步,杨川一语不发地擦着绣春刀,目光也落在那张图上,寻到书房的位置凝视了半晌,又平静地挪开了视线。
对奚越来说,偷盛林书的事宜早不宜迟。要不然自己命悬一线不说,还有可能搭上萧山派的大师兄。
大师兄可是个好人,逃回京城的路上一直照顾她,而且他还为她挨了那东厂高手一掌呢。
她这么想着,待得入夜时,便早早熄了房中的灯,换上夜行衣,拴上门,从窗户溜了出去。
本朝有宵禁,京城的宵禁格外严格。奚越一路飞檐走壁都没遇到什么人,又掐着皇城守卫轮值的时刻闪进了皇城大门,过了两刻,皇宫东华门边的东辑事厂映入眼帘。

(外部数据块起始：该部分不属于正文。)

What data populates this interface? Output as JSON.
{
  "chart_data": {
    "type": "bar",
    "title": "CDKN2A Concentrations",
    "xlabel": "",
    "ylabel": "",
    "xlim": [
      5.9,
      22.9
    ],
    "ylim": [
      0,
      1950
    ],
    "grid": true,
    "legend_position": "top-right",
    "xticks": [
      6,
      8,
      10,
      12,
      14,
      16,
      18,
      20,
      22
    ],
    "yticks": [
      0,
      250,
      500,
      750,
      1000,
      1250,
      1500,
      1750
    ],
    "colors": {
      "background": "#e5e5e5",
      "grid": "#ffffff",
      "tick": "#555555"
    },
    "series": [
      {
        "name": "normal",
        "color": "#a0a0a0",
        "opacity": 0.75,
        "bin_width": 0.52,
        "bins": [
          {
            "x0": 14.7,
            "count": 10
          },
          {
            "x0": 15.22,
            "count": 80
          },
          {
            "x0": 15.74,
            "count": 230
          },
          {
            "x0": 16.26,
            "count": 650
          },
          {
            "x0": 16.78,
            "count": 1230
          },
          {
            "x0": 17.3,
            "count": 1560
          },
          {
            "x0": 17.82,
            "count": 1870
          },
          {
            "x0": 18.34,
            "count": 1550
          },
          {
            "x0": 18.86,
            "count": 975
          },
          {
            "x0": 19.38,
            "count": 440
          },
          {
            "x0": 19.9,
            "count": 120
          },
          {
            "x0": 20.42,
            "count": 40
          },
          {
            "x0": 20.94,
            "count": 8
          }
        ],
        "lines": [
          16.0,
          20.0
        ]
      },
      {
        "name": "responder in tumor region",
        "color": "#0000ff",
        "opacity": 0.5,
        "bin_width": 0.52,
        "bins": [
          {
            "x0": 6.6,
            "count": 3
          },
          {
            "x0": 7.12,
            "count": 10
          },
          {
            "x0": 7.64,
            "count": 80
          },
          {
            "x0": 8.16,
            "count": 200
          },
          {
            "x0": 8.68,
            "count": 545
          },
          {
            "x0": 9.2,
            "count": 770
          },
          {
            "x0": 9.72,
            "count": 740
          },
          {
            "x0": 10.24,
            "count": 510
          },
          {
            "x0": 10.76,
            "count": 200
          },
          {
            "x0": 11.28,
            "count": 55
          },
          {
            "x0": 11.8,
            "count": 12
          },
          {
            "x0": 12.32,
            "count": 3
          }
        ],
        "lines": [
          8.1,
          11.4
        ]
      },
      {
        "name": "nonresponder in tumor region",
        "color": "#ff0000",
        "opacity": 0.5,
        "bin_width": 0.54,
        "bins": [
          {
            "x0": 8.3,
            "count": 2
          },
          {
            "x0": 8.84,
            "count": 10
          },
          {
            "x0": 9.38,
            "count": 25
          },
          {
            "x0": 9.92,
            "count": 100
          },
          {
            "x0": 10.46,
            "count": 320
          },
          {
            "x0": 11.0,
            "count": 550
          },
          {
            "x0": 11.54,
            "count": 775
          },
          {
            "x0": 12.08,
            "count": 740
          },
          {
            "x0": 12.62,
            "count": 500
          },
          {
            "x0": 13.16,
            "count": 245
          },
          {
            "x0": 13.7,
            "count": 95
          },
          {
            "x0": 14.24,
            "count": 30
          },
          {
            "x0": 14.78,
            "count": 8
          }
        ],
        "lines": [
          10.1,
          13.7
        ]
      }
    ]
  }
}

奚越在东厂对面的墙下阴影里屏息等着一队巡逻的守卫走过,待得他们拐过了墙角,她跃起一翻,悄无声息地入了院。
按照堪舆图来看,书房在第二进院的西边,库房在末一进院的东北角。奚越略作忖度,决定先搜书房。
这个时辰,东厂里也没什么人了。她避开前院角房里几个喝酒打牌的宦官,转眼潜进了次进院子里。
四下无声,只有风拂柳条的声音沙沙响着。奚越屏住呼吸,摸到书房前轻轻一推,问得吱呀一声又忙停手。